Mientras el foco mediático está dirigido a la batalla de Madrid, la remota provincia subpirenaica registra índices tremebundos de incidencia de la pandemia. Por razones de salud mental, el viejo no sigue ni retiene las cifras y porcentajes de contagios, defunciones, etcétera, si bien no puede eludir su gravitación y le resulta imposible, por mero instinto de supervivencia, ignorar los hechos, y estos son tanto más asombrosos si tenemos en cuenta que vivimos en una región de bajísima densidad demográfica -seiscientos sesenta mil habitantes en diez mil kilómetros cuadrados-, un territorio casi vacío en el que la población se distribuye en municipios pequeños y, en teoría, fácilmente controlables. La capital misma, que está inmediatamente detrás del conglomerado madrileño en la lista de casos diagnosticados (730 por cien mil habitantes) apenas registra doscientos mil vecinos y un jubilado que tenga el menisco operativo puede recorrerla a pie de punta a punta en cincuenta minutos. A lo que el imaginario local añade la creencia de que tenemos la mejor sanidad pública del país. El sistema sanitario funciona, al parecer, razonablemente bien, y no se ha visto desbordado como en otras partes, así que ¿qué puede fallar?

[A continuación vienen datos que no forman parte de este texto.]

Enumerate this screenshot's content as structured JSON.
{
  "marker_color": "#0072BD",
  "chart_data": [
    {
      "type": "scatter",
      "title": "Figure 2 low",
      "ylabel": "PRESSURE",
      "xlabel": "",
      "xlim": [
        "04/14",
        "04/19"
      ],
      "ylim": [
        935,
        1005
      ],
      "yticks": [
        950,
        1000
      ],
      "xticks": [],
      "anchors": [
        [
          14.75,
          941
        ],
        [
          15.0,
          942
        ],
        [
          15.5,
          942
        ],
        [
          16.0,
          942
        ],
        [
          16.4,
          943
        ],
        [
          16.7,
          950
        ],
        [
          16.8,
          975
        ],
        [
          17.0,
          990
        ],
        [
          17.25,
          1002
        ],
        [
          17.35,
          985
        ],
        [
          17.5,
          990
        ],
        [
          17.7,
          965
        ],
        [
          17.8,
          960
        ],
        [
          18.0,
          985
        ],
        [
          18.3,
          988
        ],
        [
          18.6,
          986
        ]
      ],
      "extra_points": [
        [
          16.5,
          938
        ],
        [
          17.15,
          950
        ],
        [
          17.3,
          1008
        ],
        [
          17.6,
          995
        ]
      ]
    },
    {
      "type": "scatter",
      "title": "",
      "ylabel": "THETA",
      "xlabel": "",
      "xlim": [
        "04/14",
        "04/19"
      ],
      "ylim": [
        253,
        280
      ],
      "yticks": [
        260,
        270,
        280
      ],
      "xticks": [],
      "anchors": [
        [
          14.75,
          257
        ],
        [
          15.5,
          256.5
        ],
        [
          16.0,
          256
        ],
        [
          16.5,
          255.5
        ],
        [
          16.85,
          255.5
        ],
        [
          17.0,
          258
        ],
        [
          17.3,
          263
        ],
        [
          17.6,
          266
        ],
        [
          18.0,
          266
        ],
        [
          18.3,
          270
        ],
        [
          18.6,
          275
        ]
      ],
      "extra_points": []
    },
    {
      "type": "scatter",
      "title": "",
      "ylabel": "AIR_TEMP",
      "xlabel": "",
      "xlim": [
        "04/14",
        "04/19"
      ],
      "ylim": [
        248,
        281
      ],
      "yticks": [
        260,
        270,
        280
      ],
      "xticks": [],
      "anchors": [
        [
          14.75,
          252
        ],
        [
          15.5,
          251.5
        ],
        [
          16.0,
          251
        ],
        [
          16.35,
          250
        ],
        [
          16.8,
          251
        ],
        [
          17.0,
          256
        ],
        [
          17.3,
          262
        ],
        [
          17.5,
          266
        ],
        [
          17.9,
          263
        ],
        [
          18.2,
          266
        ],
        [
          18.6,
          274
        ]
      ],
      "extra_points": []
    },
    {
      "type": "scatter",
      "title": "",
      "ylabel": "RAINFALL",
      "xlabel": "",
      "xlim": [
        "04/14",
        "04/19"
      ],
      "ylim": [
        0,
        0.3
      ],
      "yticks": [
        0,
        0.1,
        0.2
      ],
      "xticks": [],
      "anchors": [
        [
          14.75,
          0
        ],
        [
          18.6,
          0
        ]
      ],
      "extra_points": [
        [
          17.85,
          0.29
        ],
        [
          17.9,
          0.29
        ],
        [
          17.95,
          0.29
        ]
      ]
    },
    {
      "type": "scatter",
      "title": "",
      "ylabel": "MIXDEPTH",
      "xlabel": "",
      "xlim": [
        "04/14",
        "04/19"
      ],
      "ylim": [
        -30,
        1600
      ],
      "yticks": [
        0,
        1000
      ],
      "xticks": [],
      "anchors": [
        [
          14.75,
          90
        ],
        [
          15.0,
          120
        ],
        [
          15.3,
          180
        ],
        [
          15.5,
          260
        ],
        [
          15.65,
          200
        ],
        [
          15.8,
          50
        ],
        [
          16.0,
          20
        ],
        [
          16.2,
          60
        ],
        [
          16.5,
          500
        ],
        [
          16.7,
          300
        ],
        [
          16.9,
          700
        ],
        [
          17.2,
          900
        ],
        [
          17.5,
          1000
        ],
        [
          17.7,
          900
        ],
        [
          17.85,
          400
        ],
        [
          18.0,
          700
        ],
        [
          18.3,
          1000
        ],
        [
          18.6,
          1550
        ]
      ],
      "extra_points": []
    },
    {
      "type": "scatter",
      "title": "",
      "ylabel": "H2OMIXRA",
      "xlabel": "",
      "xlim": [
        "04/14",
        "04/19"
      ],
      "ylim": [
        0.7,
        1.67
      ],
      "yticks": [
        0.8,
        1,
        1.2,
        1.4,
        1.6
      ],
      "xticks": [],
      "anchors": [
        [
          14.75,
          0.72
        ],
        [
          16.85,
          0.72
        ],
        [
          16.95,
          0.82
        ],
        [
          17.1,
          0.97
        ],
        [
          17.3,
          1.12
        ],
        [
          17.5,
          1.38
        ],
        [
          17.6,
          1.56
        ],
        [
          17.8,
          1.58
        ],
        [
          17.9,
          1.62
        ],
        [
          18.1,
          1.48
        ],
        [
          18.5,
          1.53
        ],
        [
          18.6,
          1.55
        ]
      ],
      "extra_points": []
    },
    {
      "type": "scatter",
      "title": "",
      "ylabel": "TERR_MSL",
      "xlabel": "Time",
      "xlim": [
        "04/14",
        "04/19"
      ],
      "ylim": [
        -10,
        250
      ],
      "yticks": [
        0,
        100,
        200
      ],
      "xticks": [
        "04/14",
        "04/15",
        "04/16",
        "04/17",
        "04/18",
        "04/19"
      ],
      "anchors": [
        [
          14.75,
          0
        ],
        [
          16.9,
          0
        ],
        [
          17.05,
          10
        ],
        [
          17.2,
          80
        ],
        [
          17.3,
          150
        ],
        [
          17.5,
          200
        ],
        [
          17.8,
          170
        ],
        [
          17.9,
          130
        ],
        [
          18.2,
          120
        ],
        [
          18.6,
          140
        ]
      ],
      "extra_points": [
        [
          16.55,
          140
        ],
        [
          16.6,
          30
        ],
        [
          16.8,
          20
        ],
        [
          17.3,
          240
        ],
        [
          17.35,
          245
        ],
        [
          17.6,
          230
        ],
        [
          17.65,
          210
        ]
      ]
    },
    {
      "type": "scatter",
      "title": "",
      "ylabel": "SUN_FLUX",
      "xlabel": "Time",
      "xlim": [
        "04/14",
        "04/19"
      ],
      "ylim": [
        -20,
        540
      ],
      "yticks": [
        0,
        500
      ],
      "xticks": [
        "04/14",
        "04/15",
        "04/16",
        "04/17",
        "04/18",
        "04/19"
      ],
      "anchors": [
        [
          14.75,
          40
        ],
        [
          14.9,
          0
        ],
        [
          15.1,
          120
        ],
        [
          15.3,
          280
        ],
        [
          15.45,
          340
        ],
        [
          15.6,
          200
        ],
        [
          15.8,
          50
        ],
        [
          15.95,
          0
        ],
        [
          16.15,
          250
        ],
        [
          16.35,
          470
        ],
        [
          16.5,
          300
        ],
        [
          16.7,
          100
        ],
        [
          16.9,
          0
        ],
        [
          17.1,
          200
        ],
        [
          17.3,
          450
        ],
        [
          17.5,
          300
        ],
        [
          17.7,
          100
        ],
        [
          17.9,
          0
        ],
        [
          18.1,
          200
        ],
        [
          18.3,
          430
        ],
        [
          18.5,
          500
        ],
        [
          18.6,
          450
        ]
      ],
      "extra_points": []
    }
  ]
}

Las autoridades han terminado por convenir en que son impotentes para hacer un diagnóstico del comportamiento de la pandemia, cuya evaluación, por fin, se va a poner en manos de una entidad independiente. La presidenta de la remota provincia, doña María Chivite, comparte esta ignorancia y tentativamente confiesa: “ningún experto puede dar una única explicación. Tiene que ver con los hábitos sociales, los modelos de familia y que tenemos más contacto con la gente mayor que en otros países, pero hay factores que se nos escapan”.
Abierto, pues, el turno de palabra, este jubilado propone la siguiente explicación: la proliferación de la pandemia se debe en buena medida a una perversa relación entre la clase política dirigente y la sociedad que les vota. Los políticos deben su puesto a los votantes y toda la comunicación que los primeros han desplegado en estos meses ha tenido, además de numerosas imprecisiones y titubeos, un cariz tranquilizador y elusivo y, cuando venían mal dadas, la culpa la tiene el otro. Para decirlo con una palabra de moda, los políticos han contaminado de populismo la situación. El paradigma de esta estrategia es el portavoz don Fernando Simón, que alterna sus aplacientes intervenciones públicas con la exhibición de sí mismo como feliz practicante de deportes de riesgo; cae muy simpático pero la pandemia no amaina.
En esta estrategia de diversión, los políticos han incorporado al lenguaje expresiones sin sentido y perfectamente estúpidas como nueva normalidad o, más difícil todavía, fiestas-no-fiestas. No se puede torturar al lenguaje sin que la realidad se vea desfigurada. O hay fiesta o no hay fiesta. Cualquier confusión en los términos de este dilema es una invitación a transgredir la norma. El fin del confinamiento trajo la falsa idea de que la pandemia había sido vencida y coincidió en el tiempo con el verano y las fiestas populares. Los actos formales de estas fueron suspendidos dejando huérfana la sentimentalidad colectiva y así nació la fiesta-no-fiesta, es decir, la reunión etílica de personas, sobre todo jóvenes, sin control alguno. En la remota provincia, estos encuentros festivos-no-festivos han sido quizá el principal foco de contagio, siempre ascendente, desde el pasado julio.
Los viejos estamos de salida, seamos o no empujados por el covid19, pero vale la pena preguntarse qué experiencia cívica y política extraerán los jóvenes de este trance. Las consecuencias de la pandemia son por ahora imprevisibles pero ciertamente les va a tocar a ellos encararlas y administrar la sociedad resultante. Señalar esta obviedad no significa criminalizar a la juventud, como se han apresurado a denunciar las cluecas y los cluecos de guardia en esta sobreprotectora sociedad.